Good morning to all of you,
Back on solid ground, emailing on ship was sketchy, my apologies.
DiamondGoddess, brendalee, Ibarr72, Tanja, EvaR, jbateman, LeslieA, and Alwayslearning…each of your responses were so well received. I cried after each response. Like a sponge, I seeped in all your words of encouragement and experiences and for the first time I felt like I was not alone. I am trying so hard to cope, and pretending all is normal, going to work, acting like i am not tired all the time, smiling and moving with the train of life…go, go, go..and in my mind I think, if I should get off this "train" and stop to rest, or to be truthful makes me feel like I am giving into this disease, and that I am weak, and have failed. I don't want to die, I don't want a recurrence, I don't want to acknowledge it. I am at the point in my career where i must decide if i should retire. My retirement date is Feb.1st, 2026… and this is not how i envisioned the end would be like.
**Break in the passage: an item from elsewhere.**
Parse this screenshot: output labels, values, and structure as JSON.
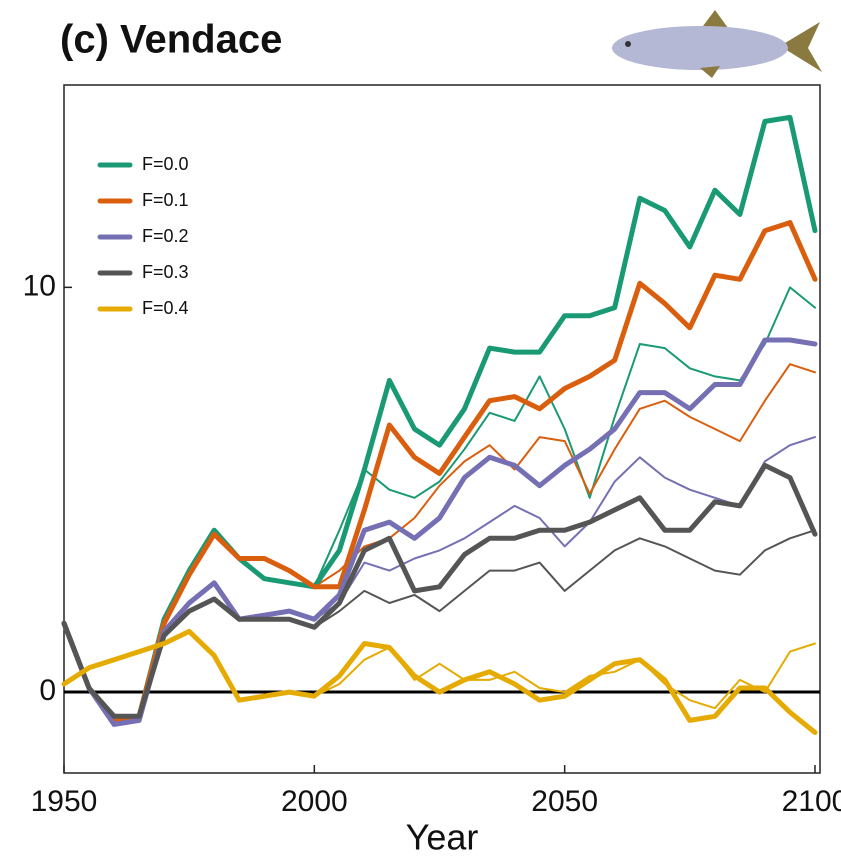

And if i retired now, in my mind i think, "look she is retiring because she had cancer and will die". (My mind speaks sooo loud ) It just gets to me at times…hence why I wrote to you all. Funny …as i reread what I've written to you, It has come to mind, that i wrote to you on vacation while i had gotten off that "go, go, go train", it was quiet, my mind and body was resting and that peace allowed me time to talk to you, reflect. Maybe the answer is i need more quiet time to allow myself to reflect more, heal what I don't see but feel deep in my broken soul.